Created on 2023-02-12 with reprex v2.0.2

vincentarelbundock commented 1 year ago

@mattansb I played with this code a bit and it is super cool. Thanks for taking the time.

I thought about for a while, and I think that at this point I've half-concluded that this is still out of scope.

My overarching design goal is to keep the number of arguments and functions limited, but to make sure that they work for all supported models. This is important because I want to avoid scope creep, make sure I have enough free time to polish and maintain the full feature set, and because I'd like to have as consistent an interface as possible across models.

Partial residual plots are obviously super useful and important for lm and glm models, but it's not clear to me how one would generalize the functions above to support all 70+ model types.

Also, I've intentionally kept the number of dependencies quite small to allow people to write wrapper with enhanced functionality. Daniel has already started to do that by integrating some of the delta method hypothesis testing in ggeffects.
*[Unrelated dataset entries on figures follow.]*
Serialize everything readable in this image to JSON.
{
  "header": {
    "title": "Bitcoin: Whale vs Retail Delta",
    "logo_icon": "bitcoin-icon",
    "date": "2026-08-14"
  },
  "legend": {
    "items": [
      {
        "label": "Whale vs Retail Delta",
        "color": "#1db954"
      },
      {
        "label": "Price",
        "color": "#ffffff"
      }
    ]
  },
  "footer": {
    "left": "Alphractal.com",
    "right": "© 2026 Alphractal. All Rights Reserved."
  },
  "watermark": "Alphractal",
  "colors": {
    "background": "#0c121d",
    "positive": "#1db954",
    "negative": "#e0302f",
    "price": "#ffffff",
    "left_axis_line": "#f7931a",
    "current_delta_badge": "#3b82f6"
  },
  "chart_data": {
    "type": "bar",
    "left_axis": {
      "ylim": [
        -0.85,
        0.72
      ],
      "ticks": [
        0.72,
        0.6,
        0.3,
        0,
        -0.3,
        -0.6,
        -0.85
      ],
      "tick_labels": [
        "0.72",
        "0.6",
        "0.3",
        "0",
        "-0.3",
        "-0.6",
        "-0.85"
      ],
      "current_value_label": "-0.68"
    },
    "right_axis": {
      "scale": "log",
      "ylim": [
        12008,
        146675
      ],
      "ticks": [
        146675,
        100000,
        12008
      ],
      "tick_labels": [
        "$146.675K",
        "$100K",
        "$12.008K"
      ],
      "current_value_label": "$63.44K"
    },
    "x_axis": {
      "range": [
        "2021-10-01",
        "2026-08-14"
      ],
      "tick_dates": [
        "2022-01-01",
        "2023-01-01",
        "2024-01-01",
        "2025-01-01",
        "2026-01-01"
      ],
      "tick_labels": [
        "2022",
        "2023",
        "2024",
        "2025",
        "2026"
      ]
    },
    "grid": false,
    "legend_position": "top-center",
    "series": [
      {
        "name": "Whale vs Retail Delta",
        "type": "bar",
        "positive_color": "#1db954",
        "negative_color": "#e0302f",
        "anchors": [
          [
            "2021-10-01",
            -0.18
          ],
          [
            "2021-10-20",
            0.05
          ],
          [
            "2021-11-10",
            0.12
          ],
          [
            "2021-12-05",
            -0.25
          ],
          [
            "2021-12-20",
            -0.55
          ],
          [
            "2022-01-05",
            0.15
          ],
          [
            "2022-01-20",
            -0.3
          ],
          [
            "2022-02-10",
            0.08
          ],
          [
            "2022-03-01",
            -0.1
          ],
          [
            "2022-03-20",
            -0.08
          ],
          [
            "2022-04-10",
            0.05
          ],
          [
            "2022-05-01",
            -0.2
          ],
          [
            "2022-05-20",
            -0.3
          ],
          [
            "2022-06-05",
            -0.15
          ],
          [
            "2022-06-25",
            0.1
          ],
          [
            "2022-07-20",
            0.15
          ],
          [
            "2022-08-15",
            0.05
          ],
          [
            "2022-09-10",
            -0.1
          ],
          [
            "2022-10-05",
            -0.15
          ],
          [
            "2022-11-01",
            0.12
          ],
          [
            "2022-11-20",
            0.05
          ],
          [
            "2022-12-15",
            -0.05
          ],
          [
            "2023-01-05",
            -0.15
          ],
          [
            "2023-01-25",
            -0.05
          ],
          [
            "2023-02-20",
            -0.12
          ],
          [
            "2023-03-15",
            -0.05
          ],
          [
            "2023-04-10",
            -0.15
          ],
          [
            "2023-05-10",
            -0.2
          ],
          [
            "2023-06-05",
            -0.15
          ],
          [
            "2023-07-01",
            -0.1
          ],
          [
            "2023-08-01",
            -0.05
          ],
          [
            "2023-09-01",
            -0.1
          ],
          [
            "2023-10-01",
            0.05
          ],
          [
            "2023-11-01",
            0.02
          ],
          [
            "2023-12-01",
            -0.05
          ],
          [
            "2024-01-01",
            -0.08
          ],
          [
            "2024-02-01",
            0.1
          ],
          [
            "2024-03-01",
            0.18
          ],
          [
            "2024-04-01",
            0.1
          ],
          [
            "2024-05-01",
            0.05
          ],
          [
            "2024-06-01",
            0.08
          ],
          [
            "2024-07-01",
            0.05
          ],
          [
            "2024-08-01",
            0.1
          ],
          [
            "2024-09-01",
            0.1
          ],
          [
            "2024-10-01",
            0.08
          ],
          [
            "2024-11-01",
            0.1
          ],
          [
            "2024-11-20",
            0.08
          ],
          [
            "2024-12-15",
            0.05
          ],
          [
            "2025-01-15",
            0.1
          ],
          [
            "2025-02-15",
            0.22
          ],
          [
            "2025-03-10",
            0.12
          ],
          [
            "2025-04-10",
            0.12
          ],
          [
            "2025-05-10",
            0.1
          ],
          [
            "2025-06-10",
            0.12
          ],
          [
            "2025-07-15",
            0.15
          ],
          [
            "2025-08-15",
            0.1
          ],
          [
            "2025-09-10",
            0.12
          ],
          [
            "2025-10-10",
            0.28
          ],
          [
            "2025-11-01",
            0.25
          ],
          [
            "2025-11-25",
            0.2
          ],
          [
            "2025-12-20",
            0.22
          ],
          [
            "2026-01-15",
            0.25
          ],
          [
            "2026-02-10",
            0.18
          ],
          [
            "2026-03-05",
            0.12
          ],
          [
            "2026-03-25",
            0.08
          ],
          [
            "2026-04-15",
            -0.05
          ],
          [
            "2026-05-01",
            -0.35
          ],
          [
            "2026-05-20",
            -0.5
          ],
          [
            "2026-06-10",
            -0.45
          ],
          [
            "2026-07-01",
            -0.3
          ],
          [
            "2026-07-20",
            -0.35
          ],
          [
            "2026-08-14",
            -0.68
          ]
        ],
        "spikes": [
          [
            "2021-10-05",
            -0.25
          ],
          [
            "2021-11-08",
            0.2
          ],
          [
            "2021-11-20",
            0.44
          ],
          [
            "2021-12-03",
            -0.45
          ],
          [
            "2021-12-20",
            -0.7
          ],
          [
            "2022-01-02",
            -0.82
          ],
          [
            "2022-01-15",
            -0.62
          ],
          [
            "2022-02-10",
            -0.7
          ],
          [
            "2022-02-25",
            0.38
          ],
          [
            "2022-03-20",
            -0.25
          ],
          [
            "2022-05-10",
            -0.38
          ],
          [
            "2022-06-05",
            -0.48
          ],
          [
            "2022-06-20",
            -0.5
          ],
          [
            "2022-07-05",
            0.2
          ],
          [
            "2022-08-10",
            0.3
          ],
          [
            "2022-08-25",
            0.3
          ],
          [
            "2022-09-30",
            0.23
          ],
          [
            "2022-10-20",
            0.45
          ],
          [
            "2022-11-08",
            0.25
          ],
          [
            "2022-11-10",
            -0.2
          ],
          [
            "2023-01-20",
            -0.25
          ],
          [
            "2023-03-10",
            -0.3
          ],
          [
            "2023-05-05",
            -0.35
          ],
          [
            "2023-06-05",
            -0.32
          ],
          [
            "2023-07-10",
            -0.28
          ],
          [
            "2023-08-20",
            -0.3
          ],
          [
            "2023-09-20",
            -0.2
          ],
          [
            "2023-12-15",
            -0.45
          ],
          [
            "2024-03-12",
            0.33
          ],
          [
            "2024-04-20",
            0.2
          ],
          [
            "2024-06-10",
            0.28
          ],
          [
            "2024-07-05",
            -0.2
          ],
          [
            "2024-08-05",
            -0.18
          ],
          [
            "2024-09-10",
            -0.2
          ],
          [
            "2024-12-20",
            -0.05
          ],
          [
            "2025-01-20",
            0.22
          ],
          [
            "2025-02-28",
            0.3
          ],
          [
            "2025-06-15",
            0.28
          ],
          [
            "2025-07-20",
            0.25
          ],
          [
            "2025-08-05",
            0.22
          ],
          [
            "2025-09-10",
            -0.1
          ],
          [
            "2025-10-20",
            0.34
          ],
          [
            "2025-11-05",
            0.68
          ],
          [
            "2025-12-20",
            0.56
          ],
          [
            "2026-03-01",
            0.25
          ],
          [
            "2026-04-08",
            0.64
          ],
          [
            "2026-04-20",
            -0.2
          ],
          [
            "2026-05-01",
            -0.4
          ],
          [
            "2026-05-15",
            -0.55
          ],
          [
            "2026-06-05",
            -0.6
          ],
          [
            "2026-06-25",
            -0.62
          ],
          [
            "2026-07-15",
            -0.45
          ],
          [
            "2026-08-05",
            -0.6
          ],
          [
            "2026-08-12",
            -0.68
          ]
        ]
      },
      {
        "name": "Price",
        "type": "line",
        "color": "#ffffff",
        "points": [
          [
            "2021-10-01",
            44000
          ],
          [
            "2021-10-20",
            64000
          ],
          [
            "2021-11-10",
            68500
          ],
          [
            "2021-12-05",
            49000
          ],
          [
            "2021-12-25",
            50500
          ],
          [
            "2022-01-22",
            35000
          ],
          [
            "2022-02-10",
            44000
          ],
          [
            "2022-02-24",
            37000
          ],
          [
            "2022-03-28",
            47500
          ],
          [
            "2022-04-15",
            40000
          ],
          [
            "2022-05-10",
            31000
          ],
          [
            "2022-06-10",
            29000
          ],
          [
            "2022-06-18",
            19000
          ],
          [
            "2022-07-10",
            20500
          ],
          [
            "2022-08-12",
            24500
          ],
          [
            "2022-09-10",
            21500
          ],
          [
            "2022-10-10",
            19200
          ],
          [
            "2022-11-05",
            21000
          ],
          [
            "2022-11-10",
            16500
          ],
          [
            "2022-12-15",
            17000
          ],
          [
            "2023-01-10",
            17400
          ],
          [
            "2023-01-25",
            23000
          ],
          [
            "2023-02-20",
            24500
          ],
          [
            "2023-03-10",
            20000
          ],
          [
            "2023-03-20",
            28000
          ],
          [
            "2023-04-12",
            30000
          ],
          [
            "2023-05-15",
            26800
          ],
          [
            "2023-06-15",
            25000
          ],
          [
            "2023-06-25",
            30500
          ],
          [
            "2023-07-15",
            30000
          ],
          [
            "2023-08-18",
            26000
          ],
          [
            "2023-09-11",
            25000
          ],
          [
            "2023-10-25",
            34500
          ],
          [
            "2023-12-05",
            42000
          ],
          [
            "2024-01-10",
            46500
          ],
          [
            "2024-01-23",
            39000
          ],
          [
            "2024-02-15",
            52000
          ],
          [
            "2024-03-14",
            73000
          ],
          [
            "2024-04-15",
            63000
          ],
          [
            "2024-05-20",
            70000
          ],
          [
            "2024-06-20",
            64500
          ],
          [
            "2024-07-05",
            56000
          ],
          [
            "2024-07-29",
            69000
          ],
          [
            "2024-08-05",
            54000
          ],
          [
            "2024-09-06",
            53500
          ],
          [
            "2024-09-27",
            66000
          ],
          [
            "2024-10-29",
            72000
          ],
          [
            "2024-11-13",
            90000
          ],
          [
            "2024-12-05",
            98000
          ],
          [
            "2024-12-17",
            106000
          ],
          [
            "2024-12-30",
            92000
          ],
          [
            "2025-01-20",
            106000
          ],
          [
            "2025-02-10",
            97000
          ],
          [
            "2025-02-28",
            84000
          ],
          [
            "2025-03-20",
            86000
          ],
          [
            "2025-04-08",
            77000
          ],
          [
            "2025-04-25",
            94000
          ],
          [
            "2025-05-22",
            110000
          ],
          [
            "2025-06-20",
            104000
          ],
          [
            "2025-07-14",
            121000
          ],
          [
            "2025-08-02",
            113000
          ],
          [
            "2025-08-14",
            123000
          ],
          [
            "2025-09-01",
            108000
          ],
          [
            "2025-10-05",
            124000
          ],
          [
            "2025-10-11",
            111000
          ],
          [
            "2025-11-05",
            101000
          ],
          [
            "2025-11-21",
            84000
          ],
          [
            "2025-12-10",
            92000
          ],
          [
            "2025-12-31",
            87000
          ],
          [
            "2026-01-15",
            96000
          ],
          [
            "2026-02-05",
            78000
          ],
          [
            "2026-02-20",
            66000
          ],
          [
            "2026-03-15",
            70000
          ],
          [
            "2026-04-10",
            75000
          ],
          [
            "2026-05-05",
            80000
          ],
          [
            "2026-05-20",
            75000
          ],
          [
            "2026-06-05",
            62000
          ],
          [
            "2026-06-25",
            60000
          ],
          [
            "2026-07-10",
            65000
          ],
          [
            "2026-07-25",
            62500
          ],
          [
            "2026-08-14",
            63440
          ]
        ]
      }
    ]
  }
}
Anyway, just wanted to write this to make sure you knew I thought about this seriously and that I really appreciate the time you took to write it all up.

(Maybe this could be in a vignette somewhere?)

mattansb commented 1 year ago

@vincentarelbundock Thanks for the update and the detailed response.

(Just BTW - the function I wrote should already work for any model supported by {marginaleffects} and {insight} that provides a residuals() method.)

I understand where you are coming from - I guess I can't expect {marginaleffects} to literally do everything (:

I think you leave me no choice but to write a "partial residual plots with {marginaleffects}" blog post!

vincentarelbundock commented 1 year ago

I think you leave me no choice but to write a "partial residual plots with {marginaleffects}" blog post!

Yesssss!